The standard does not specify the order of evaluation of a chain of `##' operators, nor whether `#' is evaluated before, after, or at the same time as `##'. You should therefore not write any code which depends on any specific ordering. It is possible to guarantee an ordering, if you need one, by suitable use of nested macros.
An example of where this might matter is pasting the arguments `1', `e' and `-2'. This would be fine for left-to-right pasting, but right-to-left pasting would produce an invalid token `e-2'.
GCC 3.0 evaluates `#' and `##' at the same time and strictly left to right. Older versions evaluated all `#' operators first, then all `##' operators, in an unreliable order.
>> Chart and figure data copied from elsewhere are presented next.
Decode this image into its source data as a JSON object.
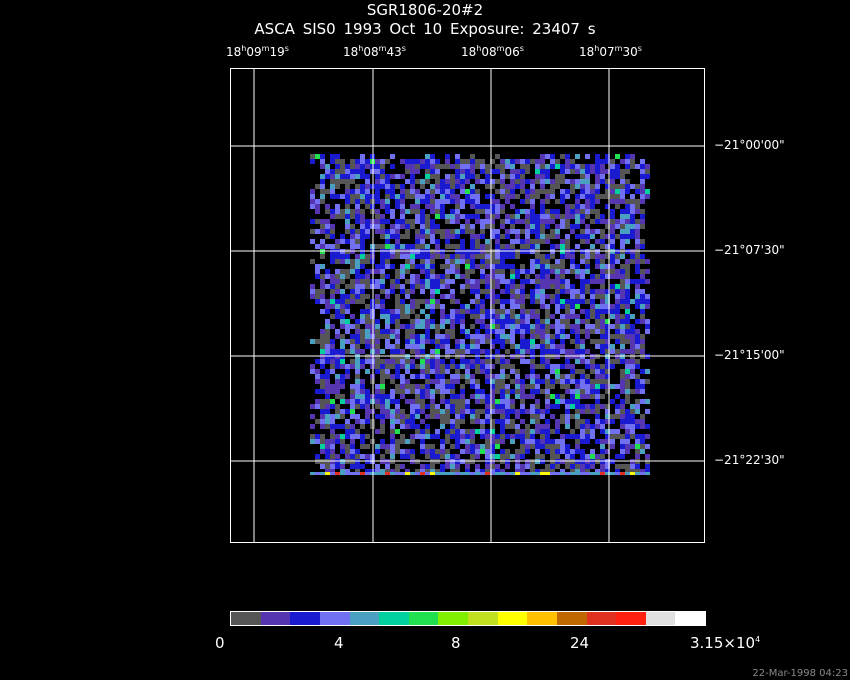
{
  "header": {
    "title": "SGR1806-20#2",
    "subtitle": "ASCA SIS0   1993 Oct 10    Exposure: 23407 s"
  },
  "ra_labels": [
    {
      "h": "18",
      "m": "09",
      "s": "19"
    },
    {
      "h": "18",
      "m": "08",
      "s": "43"
    },
    {
      "h": "18",
      "m": "08",
      "s": "06"
    },
    {
      "h": "18",
      "m": "07",
      "s": "30"
    }
  ],
  "dec_labels": [
    "−21°00'00\"",
    "−21°07'30\"",
    "−21°15'00\"",
    "−21°22'30\""
  ],
  "colorbar": {
    "colors": [
      "#555555",
      "#5535b0",
      "#1a1ad0",
      "#7070f0",
      "#4aa0c0",
      "#00d0a0",
      "#20e050",
      "#80f000",
      "#c0e020",
      "#ffff00",
      "#ffc000",
      "#c06800",
      "#e03020",
      "#ff2010",
      "#e0e0e0",
      "#ffffff"
    ],
    "labels": [
      "0",
      "4",
      "8",
      "24",
      "3.15×10"
    ],
    "max_exponent": "4"
  },
  "timestamp": "22-Mar-1998 04:23"
}
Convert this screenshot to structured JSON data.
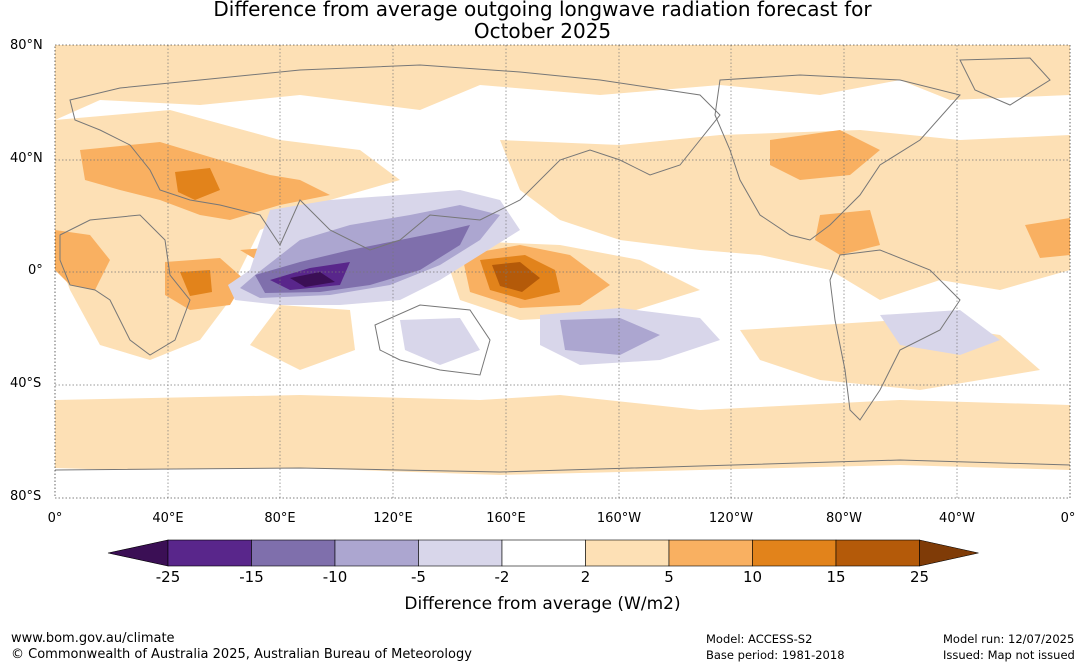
{
  "title": {
    "line1": "Difference from average outgoing longwave radiation forecast for",
    "line2": "October 2025"
  },
  "axes": {
    "lat_labels": [
      "80°N",
      "40°N",
      "0°",
      "40°S",
      "80°S"
    ],
    "lon_labels": [
      "0°",
      "40°E",
      "80°E",
      "120°E",
      "160°E",
      "160°W",
      "120°W",
      "80°W",
      "40°W",
      "0°"
    ]
  },
  "colorbar": {
    "title": "Difference from average (W/m2)",
    "ticks": [
      "-25",
      "-15",
      "-10",
      "-5",
      "-2",
      "2",
      "5",
      "10",
      "15",
      "25"
    ],
    "colors": [
      "#3b0f55",
      "#59268b",
      "#7f6fac",
      "#aca6d0",
      "#d8d6ea",
      "#ffffff",
      "#fde0b5",
      "#f9b061",
      "#e2831b",
      "#b45a09",
      "#7f3b07"
    ]
  },
  "footer": {
    "website": "www.bom.gov.au/climate",
    "copyright": "© Commonwealth of Australia 2025, Australian Bureau of Meteorology",
    "model": "Model: ACCESS-S2",
    "base_period": "Base period: 1981-2018",
    "model_run": "Model run: 12/07/2025",
    "issued": "Issued: Map not issued"
  }
}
See section 9. Preprocessor Output, for the current textual format. This is also the format used by stringification. Normally, the preprocessor communicates tokens directly to the compiler's parser, and whitespace does not come up at all.
Older versions of GCC preserved all whitespace provided by the user and inserted lots more whitespace of their own, because they could not accurately predict when extra spaces were needed to prevent accidental token pasting.
As an extension, GCC permits you to omit the variable arguments entirely when you use a variable argument macro. This is forbidden by the 1999 C standard, and will provoke a pedantic warning with GCC 3.0. Previous versions accepted it silently.
Formerly, in a macro expansion, if `##' appeared before a variable arguments parameter, and the set of tokens specified for that argument in the macro invocation was empty, previous versions of CPP would back up and remove the preceding sequence of non-whitespace characters (not the preceding token). This extension is in direct conflict with the 1999 C standard and has been drastically pared back.
In the current version of the preprocessor, if `##' appears between a comma and a variable arguments parameter, and the variable argument is omitted entirely, the comma will be removed from the expansion. If the variable argument is empty, or the token before `##' is not a comma, then `##' behaves as a normal token paste.
The `#line' directive used to change GCC's notion of the "directory containing the current file," used by `#include' with a double-quoted header file name. In 3.0 and later, it does not. See section 6. Line Control, for further explanation.
In GCC 2.95 and previous, the string constant argument to `#line' was treated the same way as the argument to `#include': backslash escapes were not honored, and the string ended at the second `"'. This is not compliant with the C standard. In GCC 3.0, an attempt was made to correct the behavior, so that the string was treated as a real string constant, but it turned out to be buggy. In 3.1, the bugs have been fixed. (We are not fixing the bugs in 3.0 because they affect relatively few people and the fix is quite invasive.)